24.09.2021 11:03 |

Kritik an Management

„Havanna-Syndrom“: Wiener CIA-Büroleiter abgesetzt

Nach Kritik am Umgang mit vermehrten Fällen des sogenannten Havanna-Syndroms in der US-Botschaft in Wien hat der amerikanische Geheimdienst CIA den Leiter seines Büros in der Bundeshauptstadt abberufen. Die Antwort des hochrangigen Diplomaten auf den starken Anstieg derartiger Vorfälle in Zusammenhang mit der mysteriösen Erkrankung sei unzureichend gewesen, berichtete am Donnerstag die „Washington Post“ unter Berufung auf Insider.
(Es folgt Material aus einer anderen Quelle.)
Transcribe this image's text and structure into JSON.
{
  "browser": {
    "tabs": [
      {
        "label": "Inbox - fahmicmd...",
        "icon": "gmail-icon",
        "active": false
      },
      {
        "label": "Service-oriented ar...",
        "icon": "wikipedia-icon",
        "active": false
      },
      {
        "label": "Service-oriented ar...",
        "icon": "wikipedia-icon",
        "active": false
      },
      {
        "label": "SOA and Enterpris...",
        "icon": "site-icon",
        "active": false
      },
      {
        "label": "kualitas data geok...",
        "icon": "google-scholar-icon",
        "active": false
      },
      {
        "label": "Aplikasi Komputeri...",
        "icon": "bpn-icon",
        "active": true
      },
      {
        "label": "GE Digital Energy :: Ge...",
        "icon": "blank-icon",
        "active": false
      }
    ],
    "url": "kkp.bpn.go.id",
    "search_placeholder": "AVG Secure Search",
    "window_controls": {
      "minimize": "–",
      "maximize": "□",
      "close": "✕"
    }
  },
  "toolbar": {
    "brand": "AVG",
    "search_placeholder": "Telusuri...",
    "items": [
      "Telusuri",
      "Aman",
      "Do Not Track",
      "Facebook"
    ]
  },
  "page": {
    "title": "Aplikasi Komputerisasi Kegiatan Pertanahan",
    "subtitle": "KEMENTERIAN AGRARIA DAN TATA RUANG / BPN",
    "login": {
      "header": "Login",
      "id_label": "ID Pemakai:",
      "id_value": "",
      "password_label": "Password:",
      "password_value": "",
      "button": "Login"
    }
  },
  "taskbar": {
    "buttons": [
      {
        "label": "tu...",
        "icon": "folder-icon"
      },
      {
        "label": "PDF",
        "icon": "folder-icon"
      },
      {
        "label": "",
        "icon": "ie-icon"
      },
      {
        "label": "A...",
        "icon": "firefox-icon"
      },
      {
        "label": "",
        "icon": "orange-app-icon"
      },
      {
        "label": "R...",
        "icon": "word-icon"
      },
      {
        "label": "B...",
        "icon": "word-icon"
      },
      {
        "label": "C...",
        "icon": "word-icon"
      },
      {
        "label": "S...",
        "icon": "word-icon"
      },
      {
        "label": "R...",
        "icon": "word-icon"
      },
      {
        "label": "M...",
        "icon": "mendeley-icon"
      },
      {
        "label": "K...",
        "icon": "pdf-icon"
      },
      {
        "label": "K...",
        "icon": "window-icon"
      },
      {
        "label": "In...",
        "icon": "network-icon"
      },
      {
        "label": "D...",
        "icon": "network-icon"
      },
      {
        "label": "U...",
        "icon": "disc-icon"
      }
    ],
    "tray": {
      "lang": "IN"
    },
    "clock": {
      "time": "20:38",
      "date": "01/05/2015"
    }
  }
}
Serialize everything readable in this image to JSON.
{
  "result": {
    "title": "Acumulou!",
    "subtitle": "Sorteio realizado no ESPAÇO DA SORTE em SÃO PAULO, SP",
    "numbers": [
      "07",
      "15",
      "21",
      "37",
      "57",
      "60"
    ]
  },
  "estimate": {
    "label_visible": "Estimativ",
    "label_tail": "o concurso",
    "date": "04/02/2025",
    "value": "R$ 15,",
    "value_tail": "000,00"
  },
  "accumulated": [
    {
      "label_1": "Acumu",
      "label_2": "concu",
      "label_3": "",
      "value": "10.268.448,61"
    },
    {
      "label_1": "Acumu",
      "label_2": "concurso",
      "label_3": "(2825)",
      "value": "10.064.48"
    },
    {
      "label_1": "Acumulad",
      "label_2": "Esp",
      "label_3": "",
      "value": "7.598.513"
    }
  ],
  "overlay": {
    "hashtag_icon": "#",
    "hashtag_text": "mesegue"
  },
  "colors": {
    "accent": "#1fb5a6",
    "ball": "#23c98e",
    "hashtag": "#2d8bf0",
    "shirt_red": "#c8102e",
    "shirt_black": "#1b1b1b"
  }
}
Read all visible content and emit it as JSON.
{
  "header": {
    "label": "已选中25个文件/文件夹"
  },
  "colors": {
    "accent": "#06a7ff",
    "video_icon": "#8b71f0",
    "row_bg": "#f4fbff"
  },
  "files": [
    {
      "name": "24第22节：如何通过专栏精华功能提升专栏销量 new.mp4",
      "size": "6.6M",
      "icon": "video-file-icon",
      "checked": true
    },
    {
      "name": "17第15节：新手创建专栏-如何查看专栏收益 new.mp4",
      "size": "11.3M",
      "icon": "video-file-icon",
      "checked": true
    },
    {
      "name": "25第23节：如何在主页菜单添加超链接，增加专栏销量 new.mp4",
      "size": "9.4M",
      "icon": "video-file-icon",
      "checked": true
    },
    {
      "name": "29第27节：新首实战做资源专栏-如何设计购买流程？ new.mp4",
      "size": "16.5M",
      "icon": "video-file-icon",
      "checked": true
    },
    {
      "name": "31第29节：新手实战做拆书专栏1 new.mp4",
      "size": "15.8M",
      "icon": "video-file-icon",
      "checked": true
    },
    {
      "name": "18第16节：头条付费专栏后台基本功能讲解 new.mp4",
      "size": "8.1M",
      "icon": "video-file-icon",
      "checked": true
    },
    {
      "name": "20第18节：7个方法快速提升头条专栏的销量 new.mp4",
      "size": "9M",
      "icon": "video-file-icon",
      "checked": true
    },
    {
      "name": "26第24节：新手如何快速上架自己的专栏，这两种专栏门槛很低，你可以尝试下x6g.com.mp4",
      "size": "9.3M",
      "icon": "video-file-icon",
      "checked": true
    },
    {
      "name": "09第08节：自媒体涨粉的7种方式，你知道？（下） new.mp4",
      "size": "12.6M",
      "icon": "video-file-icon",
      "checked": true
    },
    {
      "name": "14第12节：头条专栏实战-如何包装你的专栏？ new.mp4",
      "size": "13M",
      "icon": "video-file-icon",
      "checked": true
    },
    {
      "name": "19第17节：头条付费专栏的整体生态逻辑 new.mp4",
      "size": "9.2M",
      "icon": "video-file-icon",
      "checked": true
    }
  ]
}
Mit der Abberufung des CIA-Büroleiters, ein prestigeträchtiger Posten innerhalb des US-Geheimdienstes, solle auch ein Zeichen an andere Top-Diplomaten gesendet werden, Berichte über das Phänomen des „Havanna-Syndroms“ ernst zu nehmen, so das Blatt. Beschwerden wie Kopfschmerzen und Übelkeit unbekannter Ursache hatten sich zuletzt auch bei US-Diplomaten in Wien gehäuft. Das österreichische Außenministerium versprach den USA im Juli Hilfe bei der Aufklärung der Erkrankungen.

Betrieb der Wiener US-Botschaft beeinträchtigt
Wie die „Washington Post“ berichtete, seien in Wien „Dutzende“ Personen - nicht nur Botschaftspersonal, sondern auch deren Angehörige, unter ihnen Kinder - betroffen. Folglich sei auch der Einsatz in Österreich zurückgefahren worden, der Betrieb der amerikanischen Botschaft in der Bundeshauptstadt dadurch beeinträchtigt, berichtete ein US-Beamter, der anonym bleiben wollte.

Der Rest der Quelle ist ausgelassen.